Nur schnell das billige Ding kaufen war mein Ansinnen. Der große Werbeagent hatte ganze Arbeit geleistet. In dem Hochglanzprospekt, das freihaus im Briefkasten lag, hatte er ein unablehnbares Angebot geschnürt: Zwei zum Preis von einem! Nur Idioten sagen da nein. Weshalb ich schon pervers früh bei Wichtel Aldi in der Abteilung für temporär verfügbare Billigstprodukte stöbere, den Wagen volllade, zur Kasse, wartend vor der psychologisch perfekt ausgetüftelten Bezahlungseinflugschneiße stehe.
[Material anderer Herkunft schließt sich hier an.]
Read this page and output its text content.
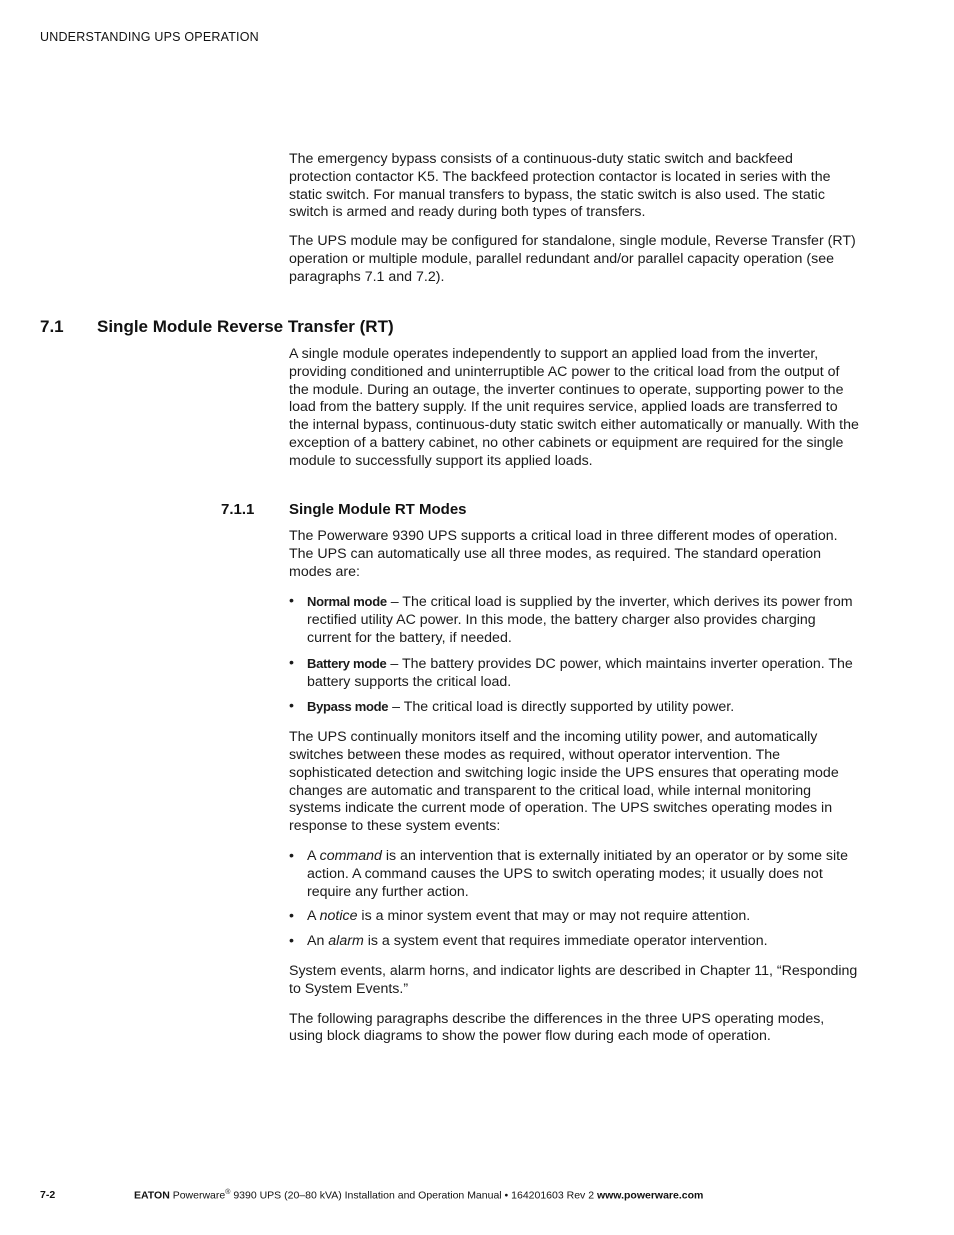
UNDERSTANDING UPS OPERATION

The emergency bypass consists of a continuous-duty static switch and backfeed protection contactor K5. The backfeed protection contactor is located in series with the static switch. For manual transfers to bypass, the static switch is also used. The static switch is armed and ready during both types of transfers.

The UPS module may be configured for standalone, single module, Reverse Transfer (RT) operation or multiple module, parallel redundant and/or parallel capacity operation (see paragraphs 7.1 and 7.2).

7.1 Single Module Reverse Transfer (RT)

A single module operates independently to support an applied load from the inverter, providing conditioned and uninterruptible AC power to the critical load from the output of the module. During an outage, the inverter continues to operate, supporting power to the load from the battery supply. If the unit requires service, applied loads are transferred to the internal bypass, continuous-duty static switch either automatically or manually. With the exception of a battery cabinet, no other cabinets or equipment are required for the single module to successfully support its applied loads.

7.1.1 Single Module RT Modes

The Powerware 9390 UPS supports a critical load in three different modes of operation. The UPS can automatically use all three modes, as required. The standard operation modes are:

• Normal mode – The critical load is supplied by the inverter, which derives its power from rectified utility AC power. In this mode, the battery charger also provides charging current for the battery, if needed.
• Battery mode – The battery provides DC power, which maintains inverter operation. The battery supports the critical load.
• Bypass mode – The critical load is directly supported by utility power.

The UPS continually monitors itself and the incoming utility power, and automatically switches between these modes as required, without operator intervention. The sophisticated detection and switching logic inside the UPS ensures that operating mode changes are automatic and transparent to the critical load, while internal monitoring systems indicate the current mode of operation. The UPS switches operating modes in response to these system events:

• A command is an intervention that is externally initiated by an operator or by some site action. A command causes the UPS to switch operating modes; it usually does not require any further action.
• A notice is a minor system event that may or may not require attention.
• An alarm is a system event that requires immediate operator intervention.

System events, alarm horns, and indicator lights are described in Chapter 11, “Responding to System Events.”

The following paragraphs describe the differences in the three UPS operating modes, using block diagrams to show the power flow during each mode of operation.

7-2	EATON Powerware® 9390 UPS (20–80 kVA) Installation and Operation Manual • 164201603 Rev 2 www.powerware.com
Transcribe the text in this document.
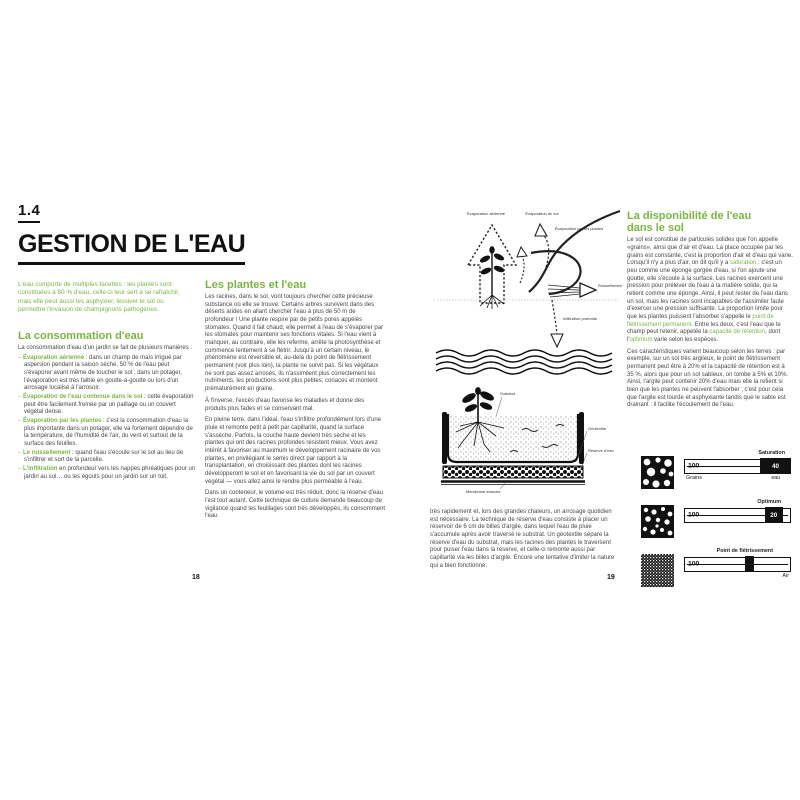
1.4
GESTION DE L'EAU
L'eau comporte de multiples facettes : les plantes sont constituées à 80 % d'eau, celle-ci leur sert à se rafraîchir, mais elle peut aussi les asphyxier, lessiver le sol ou permettre l'invasion de champignons pathogènes.
La consommation d'eau
La consommation d'eau d'un jardin se fait de plusieurs manières :
– Évaporation aérienne : dans un champ de maïs irrigué par aspersion pendant la saison sèche, 50 % de l'eau peut s'évaporer avant même de toucher le sol ; dans un potager, l'évaporation est très faible en goutte-à-goutte ou lors d'un arrosage localisé à l'arrosoir.
– Évaporation de l'eau contenue dans le sol : cette évaporation peut être facilement freinée par un paillage ou un couvert végétal dense.
– Évaporation par les plantes : c'est la consommation d'eau la plus importante dans un potager, elle va fortement dépendre de la température, de l'humidité de l'air, du vent et surtout de la surface des feuilles.
– Le ruissellement : quand l'eau s'écoule sur le sol au lieu de s'infiltrer et sort de la parcelle.
– L'infiltration en profondeur vers les nappes phréatiques pour un jardin au sol… ou les égouts pour un jardin sur un toit.
Les plantes et l'eau

Les racines, dans le sol, vont toujours chercher cette précieuse substance où elle se trouve. Certains arbres survivent dans des déserts arides en allant chercher l'eau à plus de 50 m de profondeur ! Une plante respire par de petits pores appelés stomates. Quand il fait chaud, elle permet à l'eau de s'évaporer par les stomates pour maintenir ses fonctions vitales. Si l'eau vient à manquer, au contraire, elle les referme, arrête la photosynthèse et commence lentement à se flétrir. Jusqu'à un certain niveau, le phénomène est réversible et, au-delà du point de flétrissement permanent (voir plus loin), la plante ne survit pas. Si les végétaux ne sont pas assez arrosés, ils n'assimilent plus correctement les nutriments, les productions sont plus petites, coriaces et montent prématurément en graine.

À l'inverse, l'excès d'eau favorise les maladies et donne des produits plus fades et se conservant mal.

En pleine terre, dans l'idéal, l'eau s'infiltre profondément lors d'une pluie et remonte petit à petit par capillarité, quand la surface s'assèche. Parfois, la couche haute devient très sèche et les plantes qui ont des racines profondes résistent mieux. Vous avez intérêt à favoriser au maximum le développement racinaire de vos plantes, en privilégiant le semis direct par rapport à la transplantation, en choisissant des plantes dont les racines développeront le sol et en favorisant la vie du sol par un couvert végétal — vous allez ainsi le rendre plus perméable à l'eau.

Dans un conteneur, le volume est très réduit, donc la réserve d'eau l'est tout autant. Cette technique de culture demande beaucoup de vigilance quand les feuillages sont très développés, ils consomment l'eau

18
Évaporation aérienne	Évaporation du sol
Évaporation par les plantes
Ruissellement
Infiltration profonde

Substrat
Géotextile
Réserve d'eau
Membrane étanche
très rapidement et, lors des grandes chaleurs, un arrosage quotidien est nécessaire. La technique de réserve d'eau consiste à placer un réservoir de 6 cm de billes d'argile, dans lequel l'eau de pluie s'accumule après avoir traversé le substrat. Un géotextile sépare la réserve d'eau du substrat, mais les racines des plantes le traversent pour puiser l'eau dans la réserve, et celle-ci remonte aussi par capillarité via les billes d'argile. Encore une tentative d'imiter la nature qui a bien fonctionné.
La disponibilité de l'eau dans le sol

Le sol est constitué de particules solides que l'on appelle «grains», ainsi que d'air et d'eau. La place occupée par les grains est constante, c'est la proportion d'air et d'eau qui varie. Lorsqu'il n'y a plus d'air, on dit qu'il y a saturation : c'est un peu comme une éponge gorgée d'eau, si l'on ajoute une goutte, elle s'écoule à la surface. Les racines exercent une pression pour prélever de l'eau à la matière solide, qui la retient comme une éponge. Ainsi, il peut rester de l'eau dans un sol, mais les racines sont incapables de l'assimiler faute d'exercer une pression suffisante. La proportion limite pour que les plantes puissent l'absorber s'appelle le point de flétrissement permanent. Entre les deux, c'est l'eau que le champ peut retenir, appelée la capacité de rétention, dont l'optimum varie selon les espèces.

Ces caractéristiques varient beaucoup selon les terres : par exemple, sur un sol très argileux, le point de flétrissement permanent peut être à 20% et la capacité de rétention est à 35 %, alors que pour un sol sableux, on tombe à 5% et 10%. Ainsi, l'argile peut contenir 20% d'eau mais elle la retient si bien que les plantes ne peuvent l'absorber ; c'est pour cela que l'argile est lourde et asphyxiante tandis que le sable est drainant : il facilite l'écoulement de l'eau.

Saturation
100	40
Grains	eau
Optimum
100	20
Point de flétrissement
100
Air
19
Die Uhr tickt, nicht nur für mich, sondern auch für den Discounter. Auf den letzten Metern vor der Kasse, in der heißen Region um das Auflegeband, tobt der Dritte Weltkrieg des Konsums. Batterien, CDs, Zigaretten im Hochsicherheitstrakt. Süßigkeiten auf Kinderaugenhöhe, Halsbonbons, asiatische Saucen, italienisches Gebäck und … ähhm? … und … hä? Was steht da auf der Packung? „ersatzuhrenarmbänder“. Alles klein, alles zusammen geschrieben. Das Produkt undefinierbar. Zwei Stück in einer Packung. Sowas hab ich noch nie gesehen. Es gibt diese „ersatzuh renarm bänder“ in verschienden Farben, mit verschiedenen Mustern. Für jeden Geschmack. Erst nachdem die Kundin vor mir bezahlt hat, dekodiere ich, dass es sich um Besfestigungsmethoden handelt für ein antikes Zeitmessinstrument, wie es die Menschen in den siebziger und achtziger Jahren des letzten Jahrhunderts, lange vor der Erfindung des Smartphones trugen. Sie benutzten es sowohl zum Zeit messen, als auch als Statussymbol.

Schon werden meine Sachen gescannt. Es ist zu spät für den Kauf.

In einem Sanatorium im Schwarzwald ist der Ersatzuhrenarmbandsunternehmerverbandsvorsitzende derzeit in intensiver psychiartrischer Betreuung. Man sagt, er fasele unverständliches Zeug, wirkeapathisch, raufesichdiehaare und neigedazuganzesätzezusammenzuschreibenindentherapiesitzungenindenenmanversuchtmitttelsschreibth erapieandaszarteinnerederpatientinnenundpatienten heranzukommen.

Und schreibt alles klein wegen des Wortüberlegenheitseffekts.

Das unbezahlte Ding

Weile her, dass ich bei Blogkollege Axeage auf dieses Kleinod gestoßen bin: Marc-Uwe Kling. Ageage zitiert den Comedian in seinem Blogeintrag:

Ist Dir klar, dass die meisten Krisentheorien des Kapitalismus, die den baldigen Zusammenbruch vorhersagen, daran kranken, dass sie unterschätzen, wieviele einst wertfreie Bereiche des gesellschaftlichen Zusammenlebens noch der kapitalistischen Verwertungskette anheimfallen können, um solchermaßen die Krisentendenzen durch eine quasi erneute, ursprüngliche Akkumulation abzuschwächen?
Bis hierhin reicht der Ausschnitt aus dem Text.